View Full Version : NYC: This school makes it nearly impossible to fail

The Bobster
07-12-2016, 06:25 PM

This school makes it nearly impossible to fail
By Carl Campanile
July 12, 2016 | 9:17pm

It’s hard to fail at one Queens school — where the minimum grade for course work has been set at 55 even for students who skip quizzes and homework.

The high failing floor at top-rated Marie Curie MS 158Q in Bayside is a lifeline for students who tank some exams but can eke out 70s or 80s on other tests to pull up their overall grade to 65, the minimum needed to pass.

And the policy is not unique to Curie. The Department of Educations says schools are allowed to set their own standards when it comes to establishing the lowest grade a teacher can give.

Educators said the thinking behind the policy is that a student who gets a very low score on a single exam or assignment — such as a zero for not doing the work — has almost no way to reach a 65 passing mark.

But one Marie Curie staffer called that an excuse for grade inflation.

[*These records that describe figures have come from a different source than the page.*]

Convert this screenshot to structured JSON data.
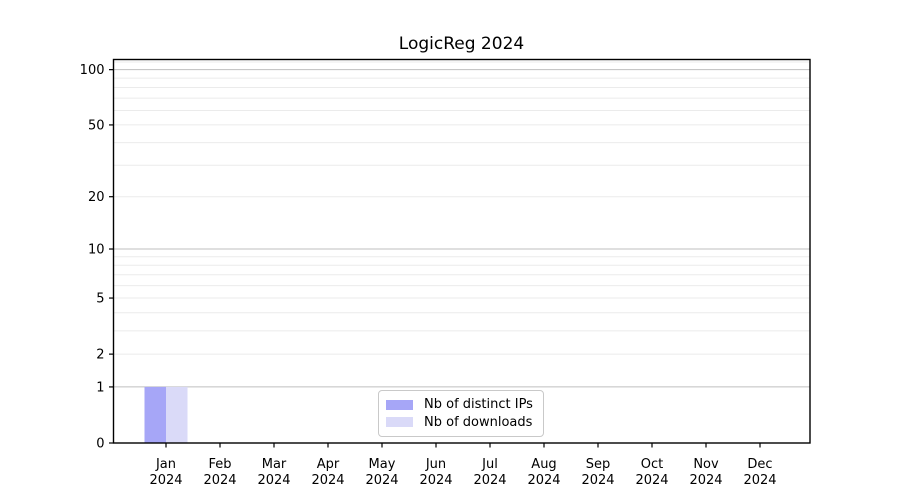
{
  "chart_data": {
    "type": "bar",
    "title": "LogicReg 2024",
    "categories": [
      "Jan",
      "Feb",
      "Mar",
      "Apr",
      "May",
      "Jun",
      "Jul",
      "Aug",
      "Sep",
      "Oct",
      "Nov",
      "Dec"
    ],
    "year": "2024",
    "series": [
      {
        "name": "Nb of distinct IPs",
        "color": "#a6a6f7",
        "values": [
          1,
          0,
          0,
          0,
          0,
          0,
          0,
          0,
          0,
          0,
          0,
          0
        ]
      },
      {
        "name": "Nb of downloads",
        "color": "#dadaf8",
        "values": [
          1,
          0,
          0,
          0,
          0,
          0,
          0,
          0,
          0,
          0,
          0,
          0
        ]
      }
    ],
    "xlabel": "",
    "ylabel": "",
    "scale": "log1p",
    "ylim": [
      0,
      113.5
    ],
    "yticks": [
      0,
      1,
      2,
      5,
      10,
      20,
      50,
      100
    ],
    "major_grid_values": [
      1,
      10,
      100
    ],
    "minor_grid_values": [
      2,
      3,
      4,
      5,
      6,
      7,
      8,
      9,
      20,
      30,
      40,
      50,
      60,
      70,
      80,
      90,
      110
    ],
    "grid": "horizontal",
    "legend_position": "lower center",
    "colors": {
      "major_grid": "#bfbfbf",
      "minor_grid": "#ebebeb",
      "axis": "#000000",
      "background": "#ffffff"
    }
  }
}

“Fifty five is the lowest score we are allowed to write on a student’s exam — even if the student actually scored a 20, 25, 35, 40, etc . . . This is egregious fraudulent grade inflation and the public should be made aware of this fraud,” the teacher, who wished to remain anonymous, told The Post.

“We are directed by the APs [assistant principals] to not mark missed homework with a zero . . Unbelievable!” the teacher added.

Officials said there is a longstanding policy of giving schools discretion dating back to 2011 under the Bloomberg administration.

A DOE spokesman said 55 is a “common” minimum failing course grade, but could not immediately specify how many middle schools have a “non-zero” grading policy.

Other sources said the 55 minimum grade is practiced in many high schools as well as middle schools.

There’s been a national furor over so-called mandatory minimum grading. Teachers revolted when Dallas and other Texas school districts barred them from issuing a grade lower than a 50. In response, the Texas Legislature in 2010 passed a “truth-in-grading” law barring minimum grades.

Thomas Guskey, a University of Kentucky professor who has studied grading policies, said a zero-to-100 system is outdated. :rolleyes:

“A zero is an extreme score,” he said. “You have to have nine perfect papers to recover from a zero.”

But Michael Petrilli, president of the Thomas Fordham Foundation, an education think tank, says a 55 minium sends the wrong message.

“This is ridiculous,” Petrilli said. “This is yet another way of dumbing down the standards and passing students along. Kids are going to figure this out. This will make it harder for teachers.”